Bourdain tells all about the events in France during his youth that led to his becoming a chef, the three types of people who become professional cooks, and the things that make the lifestyle at times difficult, unique, challenging, grueling, intense, and incredible. He tells of his early fascination with food, eventual education at the Culinary Institute of America, and working his way up from dishwasher to Executive Chef of Les Halles in NYC. Along the way he takes jobs in Provincetown, Baltimore and Tokyo and gets hooked on drugs.

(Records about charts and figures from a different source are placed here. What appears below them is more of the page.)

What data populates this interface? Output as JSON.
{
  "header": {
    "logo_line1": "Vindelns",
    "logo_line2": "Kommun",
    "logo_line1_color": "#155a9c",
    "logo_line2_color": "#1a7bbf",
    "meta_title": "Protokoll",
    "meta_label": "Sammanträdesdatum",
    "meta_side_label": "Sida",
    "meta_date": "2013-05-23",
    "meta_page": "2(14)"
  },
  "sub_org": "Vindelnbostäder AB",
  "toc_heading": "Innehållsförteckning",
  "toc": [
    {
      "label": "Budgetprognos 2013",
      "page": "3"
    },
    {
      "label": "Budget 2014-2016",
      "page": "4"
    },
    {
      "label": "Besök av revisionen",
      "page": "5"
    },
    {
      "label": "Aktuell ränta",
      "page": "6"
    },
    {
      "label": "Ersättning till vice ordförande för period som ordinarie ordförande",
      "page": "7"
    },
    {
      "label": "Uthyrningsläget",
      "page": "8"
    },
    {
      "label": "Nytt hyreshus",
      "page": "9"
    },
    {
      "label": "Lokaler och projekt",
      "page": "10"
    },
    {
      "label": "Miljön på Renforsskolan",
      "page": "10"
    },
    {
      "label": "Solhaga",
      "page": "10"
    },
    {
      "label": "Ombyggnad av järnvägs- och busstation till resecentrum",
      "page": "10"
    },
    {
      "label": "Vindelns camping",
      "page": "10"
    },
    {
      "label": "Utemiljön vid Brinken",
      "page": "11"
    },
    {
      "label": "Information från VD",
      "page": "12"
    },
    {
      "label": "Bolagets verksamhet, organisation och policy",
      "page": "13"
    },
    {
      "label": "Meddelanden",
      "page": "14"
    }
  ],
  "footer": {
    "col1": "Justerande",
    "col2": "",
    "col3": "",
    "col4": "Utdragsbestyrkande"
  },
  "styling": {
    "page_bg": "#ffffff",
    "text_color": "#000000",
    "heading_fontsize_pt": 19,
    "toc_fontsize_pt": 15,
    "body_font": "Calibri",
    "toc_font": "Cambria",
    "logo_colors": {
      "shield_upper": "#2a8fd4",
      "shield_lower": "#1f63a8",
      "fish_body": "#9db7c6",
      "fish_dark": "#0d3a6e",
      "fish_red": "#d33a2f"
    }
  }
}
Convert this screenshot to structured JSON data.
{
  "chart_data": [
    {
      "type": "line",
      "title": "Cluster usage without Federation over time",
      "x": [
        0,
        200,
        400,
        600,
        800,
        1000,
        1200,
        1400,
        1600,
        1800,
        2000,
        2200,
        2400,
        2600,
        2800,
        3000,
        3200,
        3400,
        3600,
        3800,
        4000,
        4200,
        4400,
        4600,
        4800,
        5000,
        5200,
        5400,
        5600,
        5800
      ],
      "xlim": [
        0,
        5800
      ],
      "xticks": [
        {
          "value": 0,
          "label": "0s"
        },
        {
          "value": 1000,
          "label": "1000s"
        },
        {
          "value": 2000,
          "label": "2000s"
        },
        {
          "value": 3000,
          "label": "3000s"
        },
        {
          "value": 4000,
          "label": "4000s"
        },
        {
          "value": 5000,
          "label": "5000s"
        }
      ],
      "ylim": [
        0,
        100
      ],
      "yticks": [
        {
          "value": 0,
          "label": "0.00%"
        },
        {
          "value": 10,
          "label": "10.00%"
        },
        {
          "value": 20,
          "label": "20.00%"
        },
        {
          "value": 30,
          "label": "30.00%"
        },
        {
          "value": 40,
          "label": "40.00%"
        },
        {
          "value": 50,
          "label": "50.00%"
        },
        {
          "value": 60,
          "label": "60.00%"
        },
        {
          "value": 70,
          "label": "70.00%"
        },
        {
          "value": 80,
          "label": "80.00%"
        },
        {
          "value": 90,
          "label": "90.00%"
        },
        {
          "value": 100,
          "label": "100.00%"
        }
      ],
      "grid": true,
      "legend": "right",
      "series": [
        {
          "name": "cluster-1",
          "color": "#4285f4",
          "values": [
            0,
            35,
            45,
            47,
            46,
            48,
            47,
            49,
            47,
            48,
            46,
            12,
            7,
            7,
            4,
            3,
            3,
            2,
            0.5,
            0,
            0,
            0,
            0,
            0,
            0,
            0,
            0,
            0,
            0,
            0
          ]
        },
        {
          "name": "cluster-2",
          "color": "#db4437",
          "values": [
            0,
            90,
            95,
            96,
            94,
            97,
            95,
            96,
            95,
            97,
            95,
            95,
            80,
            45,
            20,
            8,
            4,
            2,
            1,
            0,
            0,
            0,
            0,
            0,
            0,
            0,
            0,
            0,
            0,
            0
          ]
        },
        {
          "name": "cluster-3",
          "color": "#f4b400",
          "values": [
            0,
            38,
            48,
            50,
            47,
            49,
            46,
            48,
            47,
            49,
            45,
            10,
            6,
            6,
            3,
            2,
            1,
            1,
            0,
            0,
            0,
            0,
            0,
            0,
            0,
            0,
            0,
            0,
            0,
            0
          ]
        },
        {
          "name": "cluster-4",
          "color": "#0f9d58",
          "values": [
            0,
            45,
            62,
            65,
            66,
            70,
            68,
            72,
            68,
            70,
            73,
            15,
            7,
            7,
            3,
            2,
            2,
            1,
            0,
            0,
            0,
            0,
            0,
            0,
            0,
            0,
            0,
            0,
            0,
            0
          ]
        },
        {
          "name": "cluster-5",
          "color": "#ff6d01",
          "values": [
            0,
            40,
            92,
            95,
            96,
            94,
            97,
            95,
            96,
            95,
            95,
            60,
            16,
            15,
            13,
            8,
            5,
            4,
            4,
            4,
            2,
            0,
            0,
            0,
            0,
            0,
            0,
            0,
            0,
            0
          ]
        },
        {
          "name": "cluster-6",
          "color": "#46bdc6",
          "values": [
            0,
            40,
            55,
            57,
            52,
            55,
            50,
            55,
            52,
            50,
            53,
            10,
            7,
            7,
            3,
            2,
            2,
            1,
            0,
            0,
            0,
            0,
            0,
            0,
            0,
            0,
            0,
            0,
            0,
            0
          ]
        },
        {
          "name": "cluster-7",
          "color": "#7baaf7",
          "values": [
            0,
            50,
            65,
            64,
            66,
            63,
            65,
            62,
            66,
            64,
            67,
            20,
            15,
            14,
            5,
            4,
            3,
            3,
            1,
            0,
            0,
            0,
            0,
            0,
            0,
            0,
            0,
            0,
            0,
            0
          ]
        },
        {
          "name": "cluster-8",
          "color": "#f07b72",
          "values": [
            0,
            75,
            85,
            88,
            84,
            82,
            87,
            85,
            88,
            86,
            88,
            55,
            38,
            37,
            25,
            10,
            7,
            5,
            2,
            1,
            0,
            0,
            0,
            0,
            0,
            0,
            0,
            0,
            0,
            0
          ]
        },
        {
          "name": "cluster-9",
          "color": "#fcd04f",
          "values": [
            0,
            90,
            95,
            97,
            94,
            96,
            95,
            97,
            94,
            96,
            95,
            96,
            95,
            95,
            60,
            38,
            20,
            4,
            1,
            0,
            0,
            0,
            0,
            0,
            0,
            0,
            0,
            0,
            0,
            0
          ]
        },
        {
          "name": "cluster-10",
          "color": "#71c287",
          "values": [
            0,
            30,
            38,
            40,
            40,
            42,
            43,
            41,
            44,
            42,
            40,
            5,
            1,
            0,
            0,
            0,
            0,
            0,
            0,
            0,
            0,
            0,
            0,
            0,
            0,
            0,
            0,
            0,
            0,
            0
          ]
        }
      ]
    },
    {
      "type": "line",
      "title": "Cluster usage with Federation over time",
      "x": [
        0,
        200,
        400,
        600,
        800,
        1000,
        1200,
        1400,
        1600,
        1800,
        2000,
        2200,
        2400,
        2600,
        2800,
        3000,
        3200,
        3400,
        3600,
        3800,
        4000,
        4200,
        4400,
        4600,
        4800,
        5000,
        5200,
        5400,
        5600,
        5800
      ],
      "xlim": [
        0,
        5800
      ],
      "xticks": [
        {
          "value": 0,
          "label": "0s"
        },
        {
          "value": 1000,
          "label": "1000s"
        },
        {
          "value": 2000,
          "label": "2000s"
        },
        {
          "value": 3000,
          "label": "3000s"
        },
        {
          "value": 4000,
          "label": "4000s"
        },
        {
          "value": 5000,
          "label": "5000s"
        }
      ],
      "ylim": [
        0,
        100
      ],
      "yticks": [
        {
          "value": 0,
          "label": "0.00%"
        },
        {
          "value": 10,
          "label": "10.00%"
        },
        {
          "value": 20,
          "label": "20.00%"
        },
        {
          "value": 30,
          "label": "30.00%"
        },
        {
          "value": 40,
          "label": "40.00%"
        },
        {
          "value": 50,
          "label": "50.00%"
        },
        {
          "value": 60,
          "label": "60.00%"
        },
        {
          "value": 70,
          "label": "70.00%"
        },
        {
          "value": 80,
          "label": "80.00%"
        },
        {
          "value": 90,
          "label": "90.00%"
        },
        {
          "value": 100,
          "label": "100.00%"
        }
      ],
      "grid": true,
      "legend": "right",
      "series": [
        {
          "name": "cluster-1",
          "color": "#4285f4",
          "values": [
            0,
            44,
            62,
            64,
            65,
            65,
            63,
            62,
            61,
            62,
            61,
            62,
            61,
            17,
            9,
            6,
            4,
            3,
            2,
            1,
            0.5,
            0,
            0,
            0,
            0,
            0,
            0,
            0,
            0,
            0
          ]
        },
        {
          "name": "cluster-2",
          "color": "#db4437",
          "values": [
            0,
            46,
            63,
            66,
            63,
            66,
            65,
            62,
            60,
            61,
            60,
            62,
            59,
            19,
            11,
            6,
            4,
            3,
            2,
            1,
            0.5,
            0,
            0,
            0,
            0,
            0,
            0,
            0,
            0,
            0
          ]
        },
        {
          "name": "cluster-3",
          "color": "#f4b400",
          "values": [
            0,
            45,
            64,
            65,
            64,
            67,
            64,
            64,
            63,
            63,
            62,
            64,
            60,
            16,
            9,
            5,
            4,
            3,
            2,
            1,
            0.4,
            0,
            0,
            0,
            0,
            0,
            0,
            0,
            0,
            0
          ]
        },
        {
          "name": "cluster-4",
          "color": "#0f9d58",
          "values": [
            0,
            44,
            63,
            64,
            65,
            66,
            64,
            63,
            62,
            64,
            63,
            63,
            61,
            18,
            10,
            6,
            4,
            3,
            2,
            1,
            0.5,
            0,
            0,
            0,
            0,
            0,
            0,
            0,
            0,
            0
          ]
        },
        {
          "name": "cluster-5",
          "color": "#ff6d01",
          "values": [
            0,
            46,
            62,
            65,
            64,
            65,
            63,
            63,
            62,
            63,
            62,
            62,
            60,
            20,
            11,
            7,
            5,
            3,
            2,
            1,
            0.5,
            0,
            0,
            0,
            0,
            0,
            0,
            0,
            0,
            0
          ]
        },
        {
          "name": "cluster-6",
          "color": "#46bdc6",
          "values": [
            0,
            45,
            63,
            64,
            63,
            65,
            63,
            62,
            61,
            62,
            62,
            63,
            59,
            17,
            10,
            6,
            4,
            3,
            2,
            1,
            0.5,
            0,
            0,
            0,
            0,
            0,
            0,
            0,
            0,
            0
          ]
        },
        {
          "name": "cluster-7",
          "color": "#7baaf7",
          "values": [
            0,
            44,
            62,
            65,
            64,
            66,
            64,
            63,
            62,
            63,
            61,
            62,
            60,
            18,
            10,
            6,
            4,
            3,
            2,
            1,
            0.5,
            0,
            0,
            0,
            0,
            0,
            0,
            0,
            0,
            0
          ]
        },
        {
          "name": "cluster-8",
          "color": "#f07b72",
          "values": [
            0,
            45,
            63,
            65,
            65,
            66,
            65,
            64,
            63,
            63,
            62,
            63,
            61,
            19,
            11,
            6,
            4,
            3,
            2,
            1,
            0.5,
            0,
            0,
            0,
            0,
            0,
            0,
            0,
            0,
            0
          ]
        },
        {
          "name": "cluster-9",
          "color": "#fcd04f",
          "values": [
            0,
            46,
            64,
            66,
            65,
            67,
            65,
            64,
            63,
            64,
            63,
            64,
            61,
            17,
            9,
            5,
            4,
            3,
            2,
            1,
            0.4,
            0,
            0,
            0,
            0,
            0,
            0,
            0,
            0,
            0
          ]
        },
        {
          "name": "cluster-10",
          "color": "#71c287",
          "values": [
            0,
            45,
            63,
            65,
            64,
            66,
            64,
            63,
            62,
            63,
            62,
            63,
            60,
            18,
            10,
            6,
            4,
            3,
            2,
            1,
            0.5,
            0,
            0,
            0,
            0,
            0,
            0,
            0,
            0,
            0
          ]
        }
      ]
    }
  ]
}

As he recounts his life story to this point, he dispenses advice on cooking tools to own, what it takes to cook like the pros, when to order certain foods at restaurants (Never get the fish on Monday or mussels ever!), and other pointers. Be warned, this is not a book for your ten-year old budding Emeril to read (Bourdain calls him an fuzzy Ewok). Kitchen Confidential is laced with abundant profanity, graphic sexual imagery, and hardcore drug use. Anthony Bourdain said in 2000 that the things he wrote in his book would never get him his own show on The Food Network. He was wrong, in fact the things he writes about made him a celebrity and in 2003 he got his own show "A Cook's Tour".
The review of this Book prepared by David Fletcher
This book is what made Anthony Bourdain a celebrity, and is an account of his love affair with food and his progress from dishwasher to chef. In addition to memoirs of his life and anecdotes about people he's met, there are useful chapters about kitchen tools, what foods to avoid in restaurants and a chapter on kitchen jargon.